The hit detection is still just as screwy and presents problems on numerous occasions, most specifically during boss battles.  Each boss has a very particular hit box and while the first few are easy enough to hit later ones such as the demon tank are a nightmare to target.  It isn’t always obvious how long there period of invincibility will last and so you’ll take many cheap shots as a result.  There are some standard enemies that seem to possess much longer range than it would seem as I took damage no matter how early I initiated my attack.
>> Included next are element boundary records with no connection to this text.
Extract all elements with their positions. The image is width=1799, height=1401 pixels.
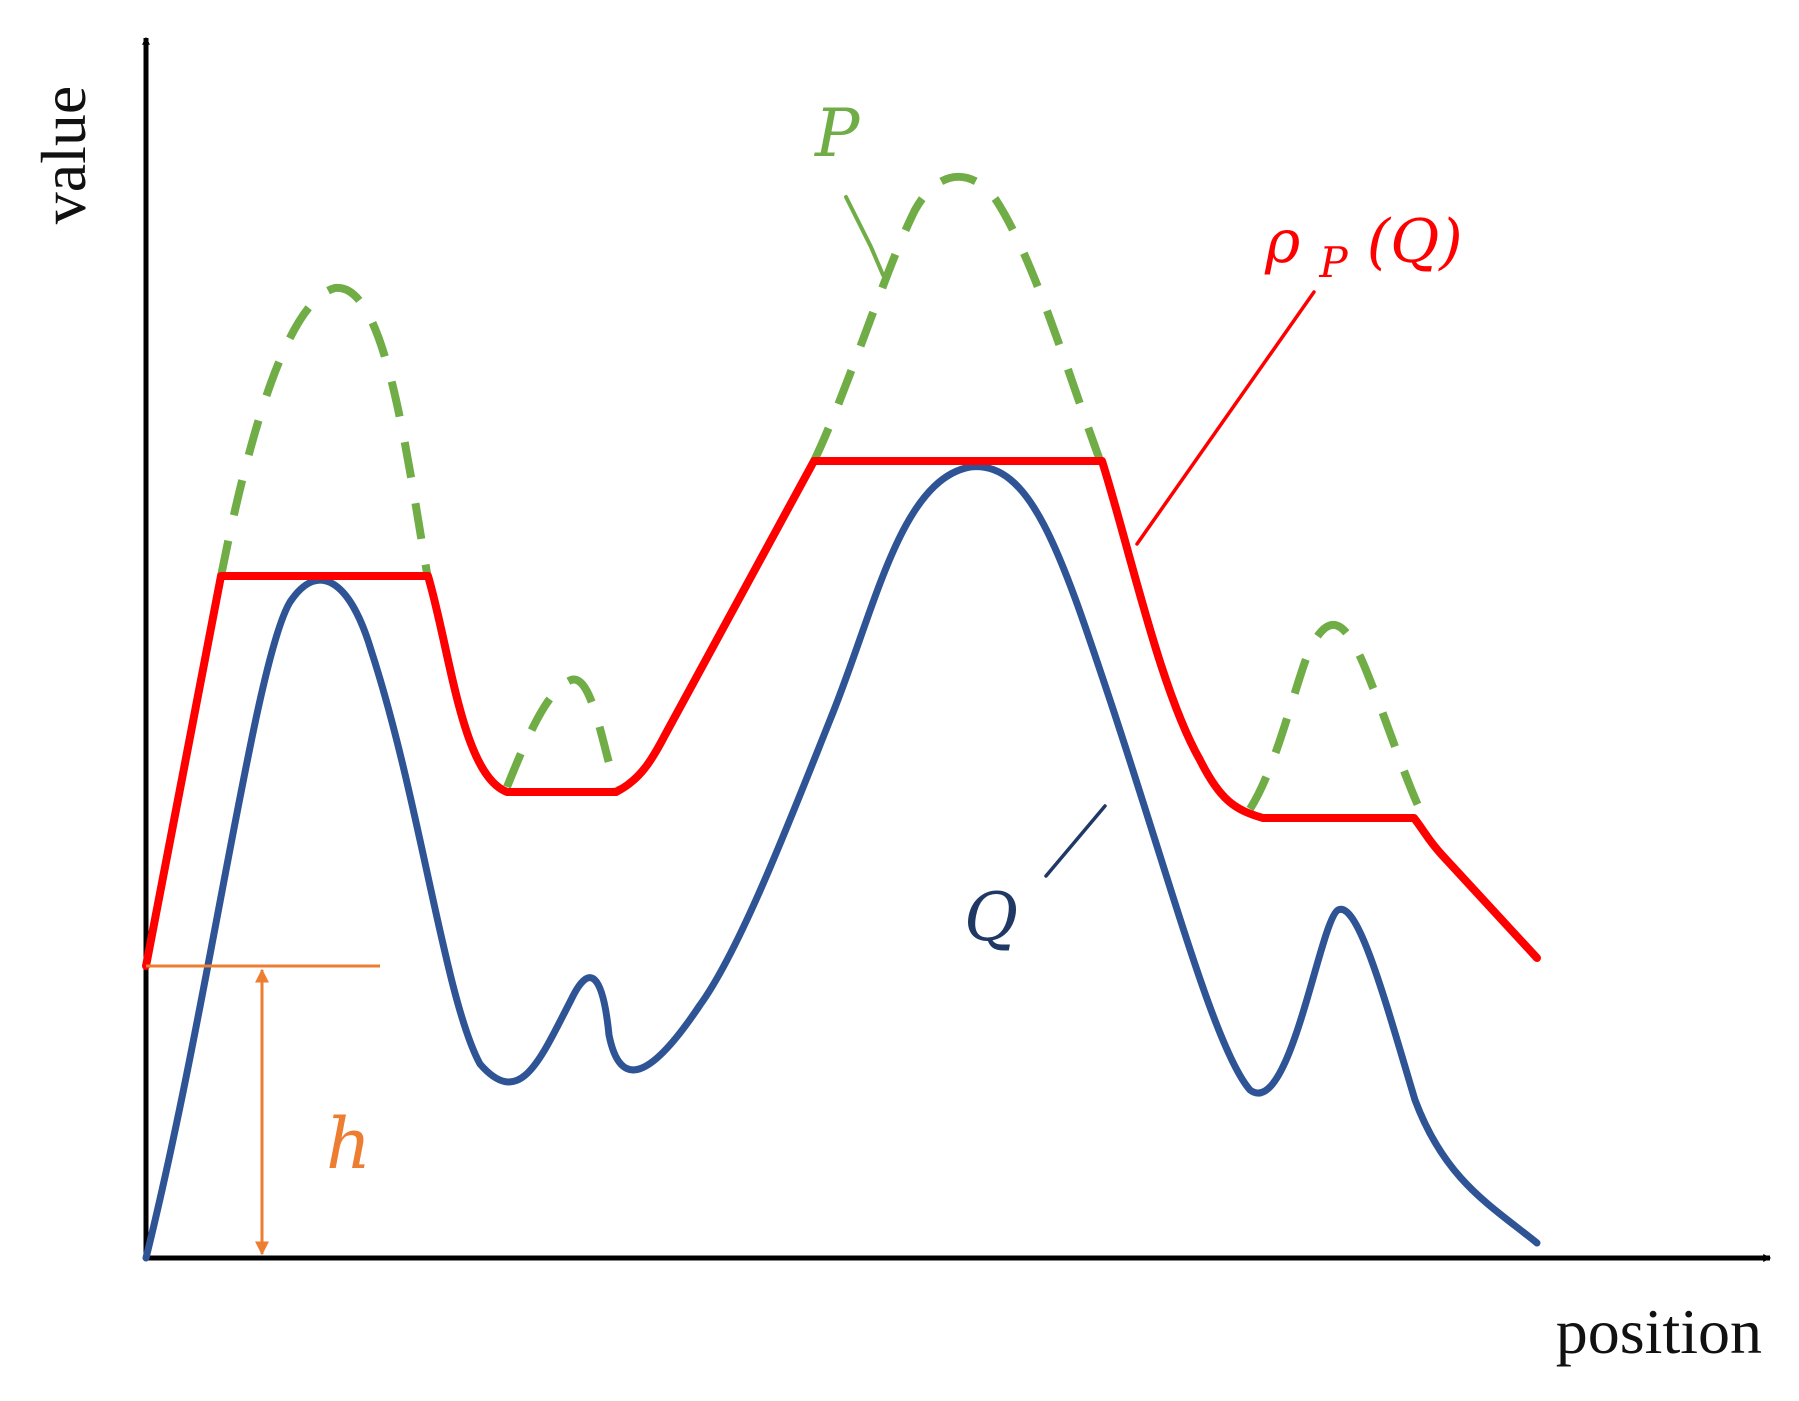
rho-argument: (Q) <box>1367 207 1463 277</box>
q-leader-line <box>1044 804 1107 878</box>
h-label: h <box>326 1103 371 1185</box>
curves-group <box>142 172 1541 1262</box>
q-label: Q <box>964 879 1018 956</box>
rho-subscript: P <box>1318 238 1348 287</box>
rho-leader-line <box>1135 290 1316 546</box>
x-axis-label: position <box>1556 1296 1762 1367</box>
h-marker-group <box>146 964 380 1256</box>
axes-group: value position <box>28 36 1772 1367</box>
text-labels-group: P ρ P (Q) Q h <box>326 95 1463 1185</box>
p-label: P <box>814 95 861 172</box>
rho-p-q-label: ρ P (Q) <box>1264 207 1463 292</box>
rho-symbol: ρ <box>1264 207 1300 277</box>
p-leader-line <box>844 195 885 277</box>
rho-p-q-curve <box>142 457 1541 970</box>
p-curve <box>217 172 1425 814</box>
label-leaders-group <box>844 195 1316 878</box>
q-curve <box>142 463 1541 1262</box>
y-axis-label: value <box>28 86 99 225</box>
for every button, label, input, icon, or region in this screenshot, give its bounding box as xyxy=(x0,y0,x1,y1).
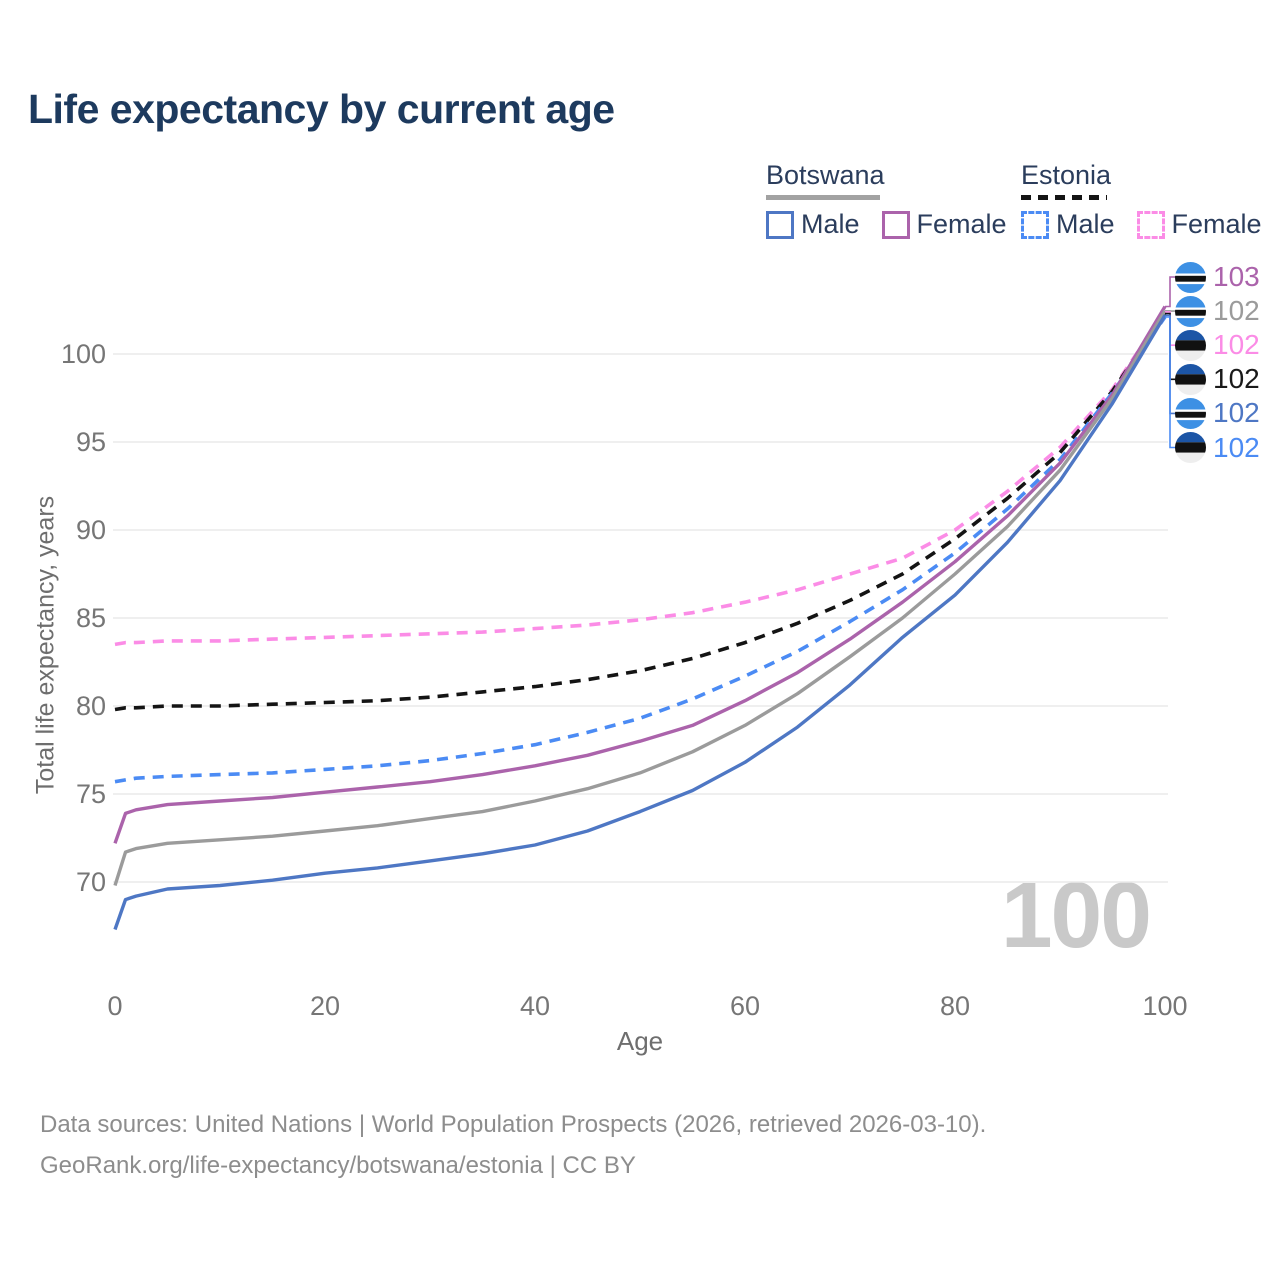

It’s very uneven and something you’ll eventually adapt to but it should have been fixed.

All five levels have been recreated for the most part but shortened.  Bonk’s Adventure wasn’t the longest title on the market and this version almost feels like a guided tour of it.  Every level is broken up into multiple segments but some have been removed and the level order shuffled around.  Stage four in particular suffers the most as it is one straight path to the end.  While not at the same level as a Mario or Sonic Bonk was a varied adventure but you’ll only get brief snippets of that here.

The game is incredibly easy, far easier than its big brother.  With less enemies on screen you’ll spend large amounts of time alone exploring the barren environments.  Food and flowers that took to you the bonus games were in abundance but have been scaled back considerably.  The game is far too generous with meat with chunks available at every turn turning an already simplified adventure into a cakewalk.  Even with the bad hit detection I was able to zerg rush the bosses, especially since you awaken right where you left off after death.  I can’t see anyone having difficulty completing the game in less than an hour.

Bonk’s Adventure was a decent title in 1989 but better platformers were available for every console in the years following its release.  In light of stiffer competition it can’t compete, especially as it is one of the most expensive games on the market due to a limited print run.  It’s admirable that they were able to bring most of what made the game good over to the NES but it simply isn’t enough.  Trust me this is not worth the hundreds of dollars it sells for used or brand new.